The checklist for your mileage logbook
Here you can find a checklist for your logbook:
- A separate mileage log must be kept for each vehicle
- The mileage log must have a closed format
- The official vehicle registration number and mileage at the beginning and end of the year or the period of use must be entered in the logbook
- Each individual journey must be entered with the mileage at the beginning and end, the distance covered, and a reference to the reason for the journey
- If several drivers use the car, then the respective names must also be entered for the individual journeys
- Entries must be clear and legible
- Documentation must be timely and chronological; data must not be entered in bundled form
- The figures must be exact and may not be rounded up
- Subsequent changes are only permitted to a limited extent and must be recognizable
What type of mileage log should you choose?
Have you decided to keep a mileage log? Then you are faced with another decision: Which logging method should you use?
- Mileage log in paper form
- Mileage log in electronic form
A paper logbook is the classic choice. You can purchase one at your local office supply store, or create one yourself. Online, there are many mileage log templates. It can easily be stowed in the glove compartment so it’s always at hand and can be filled out before the start of the journey and again after arrival. Of course, you can also keep an Excel spreadsheet for your own statistics – however, you cannot present it to the tax authorities as a mileage log.
In our digital times, it is of course also possible to keep an electronic mileage log. Smartphone apps determine the vehicle position using GPS and automatically document the distances covered. If the app records the date, mileage, and destination, the legislator even allows you to add the reason for the trip up to a week later. With the manual mileage log method, on the other hand, you cannot do this. Another advantage is that these apps are relatively inexpensive or even free of charge.
However, it should be remembered that incorrect documentation does not excuse a faulty mileage log. Use the electronic version only if you can use it correctly. Otherwise, there is a risk of problems with the tax office.

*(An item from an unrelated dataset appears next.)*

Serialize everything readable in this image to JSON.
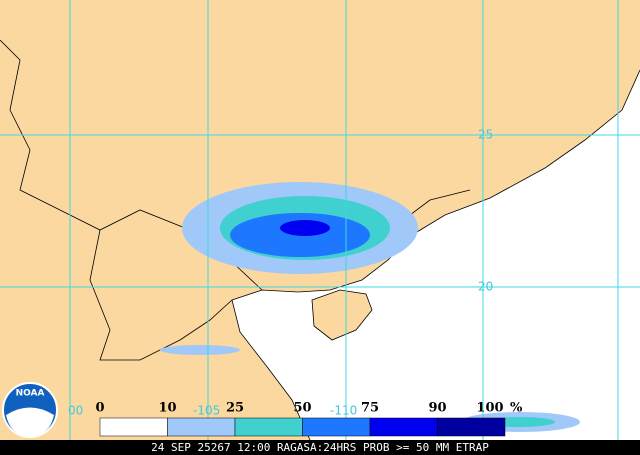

Not all apps are recognized by the tax office. It is therefore advisable to check in advance whether the application of your choice meets the legal requirements. The central point is that subsequent changes must be technically impossible or at least remain visible. Be sure to consult with the tax authorities whether or not your mileage log app is permitted. A way to avoid this: Keep a handwritten mileage log alongside the digital one for the first year.
As an alternative to smartphone apps, there are also electronic driver’s mileage logs that are permanently installed in the vehicle or can be plugged into an on-board socket in the car.
Are mileage logs checked?
Mileage logs should be submitted with tax returns, and may be checked at the discretion of the IRS. Entries will then be checked for plausibility, for example, by comparing them to other information provided in your tax return. The place and date of workshop visits and expense reports should match information provided in the mileage log. If the IRS finds discrepancies, it can reject the mileage log and conduct an audit. A deliberate falsification of the driver’s logbook can also result in a tax evasion fine.

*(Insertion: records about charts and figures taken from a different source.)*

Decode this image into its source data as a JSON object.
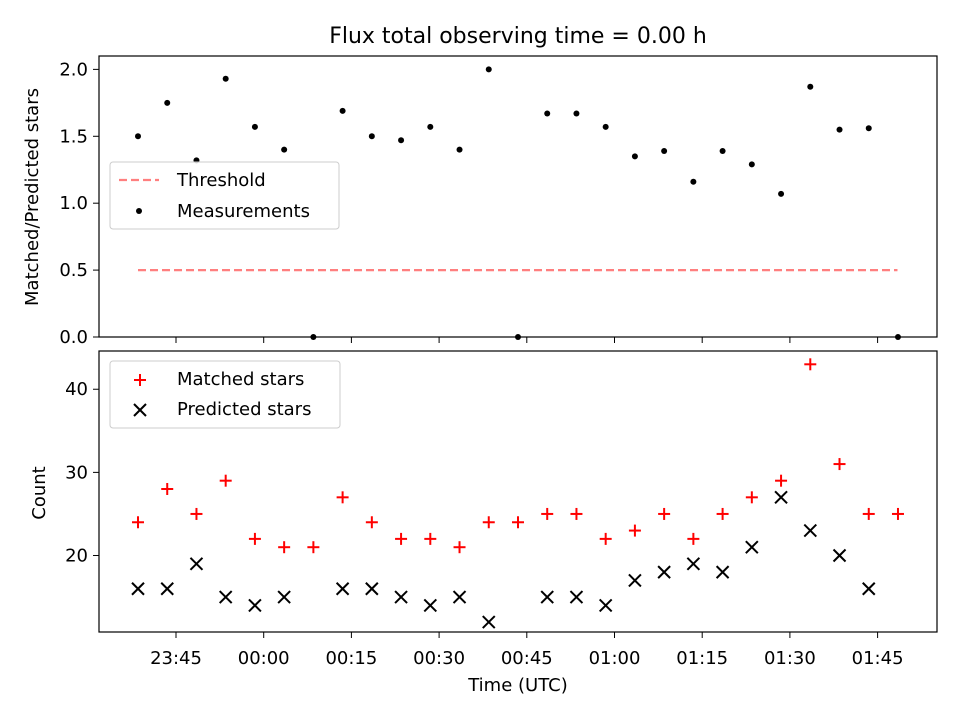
{
  "chart_data": [
    {
      "type": "scatter",
      "title": "Flux total observing time = 0.00 h",
      "ylabel": "Matched/Predicted stars",
      "xlabel": "",
      "ylim": [
        0,
        2.1
      ],
      "yticks": [
        "0.0",
        "0.5",
        "1.0",
        "1.5",
        "2.0"
      ],
      "legend_position": "middle-left",
      "series": [
        {
          "name": "Threshold",
          "style": "dashed-line",
          "color": "#ff7f7f",
          "x": [
            0,
            25.983
          ],
          "values": [
            0.5,
            0.5
          ]
        },
        {
          "name": "Measurements",
          "style": "dot",
          "color": "#000000",
          "x": [
            0,
            1,
            2,
            3,
            4,
            5,
            6,
            7,
            8,
            9,
            10,
            11,
            12,
            13,
            14,
            15,
            16,
            17,
            18,
            19,
            20,
            21,
            22,
            23,
            24,
            25,
            26
          ],
          "values": [
            1.5,
            1.75,
            1.32,
            1.93,
            1.57,
            1.4,
            0.0,
            1.69,
            1.5,
            1.47,
            1.57,
            1.4,
            2.0,
            0.0,
            1.67,
            1.67,
            1.57,
            1.35,
            1.39,
            1.16,
            1.39,
            1.29,
            1.07,
            1.87,
            1.55,
            1.56,
            0.0
          ]
        }
      ]
    },
    {
      "type": "scatter",
      "title": "",
      "xlabel": "Time (UTC)",
      "ylabel": "Count",
      "ylim": [
        10.8,
        44.6
      ],
      "yticks": [
        "20",
        "30",
        "40"
      ],
      "xticks": [
        "23:45",
        "00:00",
        "00:15",
        "00:30",
        "00:45",
        "01:00",
        "01:15",
        "01:30",
        "01:45"
      ],
      "legend_position": "upper-left",
      "series": [
        {
          "name": "Matched stars",
          "marker": "plus",
          "color": "#ff0000",
          "x": [
            0,
            1,
            2,
            3,
            4,
            5,
            6,
            7,
            8,
            9,
            10,
            11,
            12,
            13,
            14,
            15,
            16,
            17,
            18,
            19,
            20,
            21,
            22,
            23,
            24,
            25,
            26
          ],
          "values": [
            24,
            28,
            25,
            29,
            22,
            21,
            21,
            27,
            24,
            22,
            22,
            21,
            24,
            24,
            25,
            25,
            22,
            23,
            25,
            22,
            25,
            27,
            29,
            43,
            31,
            25,
            25
          ]
        },
        {
          "name": "Predicted stars",
          "marker": "x",
          "color": "#000000",
          "x": [
            0,
            1,
            2,
            3,
            4,
            5,
            7,
            8,
            9,
            10,
            11,
            12,
            14,
            15,
            16,
            17,
            18,
            19,
            20,
            21,
            22,
            23,
            24,
            25
          ],
          "values": [
            16,
            16,
            19,
            15,
            14,
            15,
            16,
            16,
            15,
            14,
            15,
            12,
            15,
            15,
            14,
            17,
            18,
            19,
            18,
            21,
            27,
            23,
            20,
            16
          ]
        }
      ]
    }
  ]
}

Mileage logs vs. actual expenses
When claiming business vehicle deductions on your tax return, you also have the option of deducting actual vehicle expenses. Actual expenses cannot be claimed if you are using a mileage log already. Deducting actual expenses requires you to keep records and receipts of all costs concerning the vehicle, from general maintenance to repairs. In order to find out which of the two methods is better for you from a taxation point of view, you should conduct a comparison of how many business miles were driven vs. how much money was spent on the vehicle throughout the tax year.